You take a crash, you get back up and next time you succeed and
You take a crash, you get back up and next time you succeed and that's a great feeling.
“You take a crash, you get back up and next time you succeed and that’s a great feeling.” Thus spoke Shaun White, the warrior of snow and sky, whose life was carved not only by triumph but by the scars of the fall. His words are simple, yet they resound like the wisdom of ages — the law of all creation, the rhythm of every human struggle: that failure is not the end, but the beginning of mastery. He speaks as one who has tasted both defeat and glory, who has flown, fallen, and risen again — and in doing so, he offers to all who strive this immortal truth: resilience is the breath of greatness.
In the ancient world, the same truth was spoken beneath different skies. The Greeks told of Sisyphus, who rolled his stone up the mountain only to see it fall — again and again. Yet in his ceaseless effort lay a kind of triumph, a defiance against despair. The samurai of Japan trained not for perfection, but for discipline in imperfection — to rise each time their sword struck air instead of armor. And the Romans, hardened by battle, taught their sons that valor was not measured by victory, but by the courage to stand again after every fall. So too does Shaun White’s quote echo this eternal lineage: the ancient creed of perseverance reborn in the modern soul of an athlete.
White’s own story gives life to his words. From a young age, he hurled himself down icy slopes, chasing what others thought impossible. He broke bones, shattered boards, and suffered humiliating defeats — yet every crash became a lesson, every bruise a mark of progress. When he missed the podium, he did not curse fate; he trained harder. When he failed, he returned to the mountain. And at last, after countless falls, he soared — performing spins and flips that defied the limits of the human body. His victories were glorious not because they came easily, but because they were built upon the wreckage of a thousand failures. His great feeling, as he calls it, is the joy known only to those who have fallen deeply and yet risen higher still.
There is a deep philosophy of motion within his words. For life itself is a series of ascents and descents — each crash a reminder of our frailty, each recovery a testament to our will. The mountain may change form — for some it is sport, for others it is work, art, love, or faith — but the law remains the same. Progress demands failure. The one who fears falling will never fly; the one who endures falling will one day learn the rhythm of the wind. In every age, from the inventor who toils in solitude to the leader who rebuilds after ruin, greatness has belonged to those who refused to stay down.

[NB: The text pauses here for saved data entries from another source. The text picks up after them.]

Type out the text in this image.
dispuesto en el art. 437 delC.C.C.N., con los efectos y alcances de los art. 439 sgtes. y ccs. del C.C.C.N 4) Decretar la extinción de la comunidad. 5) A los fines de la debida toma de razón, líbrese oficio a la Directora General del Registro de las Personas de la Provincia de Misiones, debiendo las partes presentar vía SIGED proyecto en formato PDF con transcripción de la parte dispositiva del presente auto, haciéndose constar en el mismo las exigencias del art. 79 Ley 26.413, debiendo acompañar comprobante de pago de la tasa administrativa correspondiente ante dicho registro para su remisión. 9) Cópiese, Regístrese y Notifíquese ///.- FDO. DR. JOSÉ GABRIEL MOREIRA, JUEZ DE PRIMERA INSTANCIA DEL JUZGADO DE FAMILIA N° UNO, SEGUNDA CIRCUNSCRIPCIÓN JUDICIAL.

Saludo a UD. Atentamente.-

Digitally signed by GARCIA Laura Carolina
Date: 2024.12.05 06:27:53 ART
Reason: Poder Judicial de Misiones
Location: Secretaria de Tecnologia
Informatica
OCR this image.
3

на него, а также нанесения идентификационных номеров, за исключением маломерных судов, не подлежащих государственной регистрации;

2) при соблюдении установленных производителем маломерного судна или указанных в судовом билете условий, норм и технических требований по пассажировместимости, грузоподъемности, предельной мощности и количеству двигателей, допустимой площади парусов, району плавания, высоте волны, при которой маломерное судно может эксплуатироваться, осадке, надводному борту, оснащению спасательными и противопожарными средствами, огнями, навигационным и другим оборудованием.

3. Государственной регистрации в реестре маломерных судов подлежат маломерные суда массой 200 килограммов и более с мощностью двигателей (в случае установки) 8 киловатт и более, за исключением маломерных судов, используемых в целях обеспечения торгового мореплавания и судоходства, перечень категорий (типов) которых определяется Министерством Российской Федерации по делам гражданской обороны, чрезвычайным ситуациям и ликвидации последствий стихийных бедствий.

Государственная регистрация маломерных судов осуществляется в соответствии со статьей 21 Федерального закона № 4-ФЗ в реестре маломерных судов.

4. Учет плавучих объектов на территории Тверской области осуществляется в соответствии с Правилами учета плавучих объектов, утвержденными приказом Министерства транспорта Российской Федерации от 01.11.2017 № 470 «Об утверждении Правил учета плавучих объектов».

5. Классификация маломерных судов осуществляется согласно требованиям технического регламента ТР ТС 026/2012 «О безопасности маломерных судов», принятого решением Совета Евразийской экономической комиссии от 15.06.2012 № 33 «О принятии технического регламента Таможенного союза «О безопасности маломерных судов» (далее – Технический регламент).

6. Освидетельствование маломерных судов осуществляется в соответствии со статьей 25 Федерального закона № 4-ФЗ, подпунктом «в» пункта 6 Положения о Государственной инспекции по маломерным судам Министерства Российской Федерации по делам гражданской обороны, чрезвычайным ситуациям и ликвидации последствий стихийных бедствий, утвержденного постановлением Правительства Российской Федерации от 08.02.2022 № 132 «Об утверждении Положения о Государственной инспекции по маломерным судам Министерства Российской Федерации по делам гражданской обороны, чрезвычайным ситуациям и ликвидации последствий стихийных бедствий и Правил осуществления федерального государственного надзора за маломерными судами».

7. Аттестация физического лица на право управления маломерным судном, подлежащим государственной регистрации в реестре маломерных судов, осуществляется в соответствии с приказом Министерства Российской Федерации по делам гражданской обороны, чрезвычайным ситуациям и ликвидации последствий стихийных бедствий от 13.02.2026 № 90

Consider Thomas Edison, who once said, “I have not failed. I’ve just found 10,000 ways that won’t work.” Like White, Edison faced his share of “crashes” — devices that burned out, ideas that fell apart — but he rose each time, guided by the vision of what could be. When at last he brought forth light, it was not only an invention he offered to humanity, but a lesson: that persistence is the bridge between defeat and triumph. From his lamp, as from White’s mountain, shines the same flame — the fire of endurance that makes all creation possible.
Shaun White’s wisdom, then, is not merely about sport, but about the human spirit itself. To fall and rise again is to participate in the oldest act of courage. The crash humbles us, teaches us, strips us of illusion; the ascent restores us, strengthens us, reminds us of what we are capable of becoming. Between those two moments — fall and rise — lies transformation. Those who never fall never grow; those who never risk never live. The great feeling White speaks of is not pride, but gratitude — gratitude for the struggle that gave his success meaning.
So let this be your lesson, seeker of strength: do not fear the crash. Welcome it as the teacher it is. When you fall, do not linger in the dust; stand, even if trembling. The next ascent will be higher, the air clearer, the view more radiant. Whether your mountain is a dream or a duty, climb it with patience, for greatness is not found in never failing, but in never yielding.
And when, at last, you rise — after the stumbles, the tears, the long silence of effort — you will feel what Shaun White felt: that “great feeling” that belongs only to those who have wrestled with defeat and turned it into strength. It is the feeling of one who has met himself in the valley, and found within his own heart the power to ascend again. It is the feeling of victory — not over others, but over despair. It is the eternal triumph of the human will.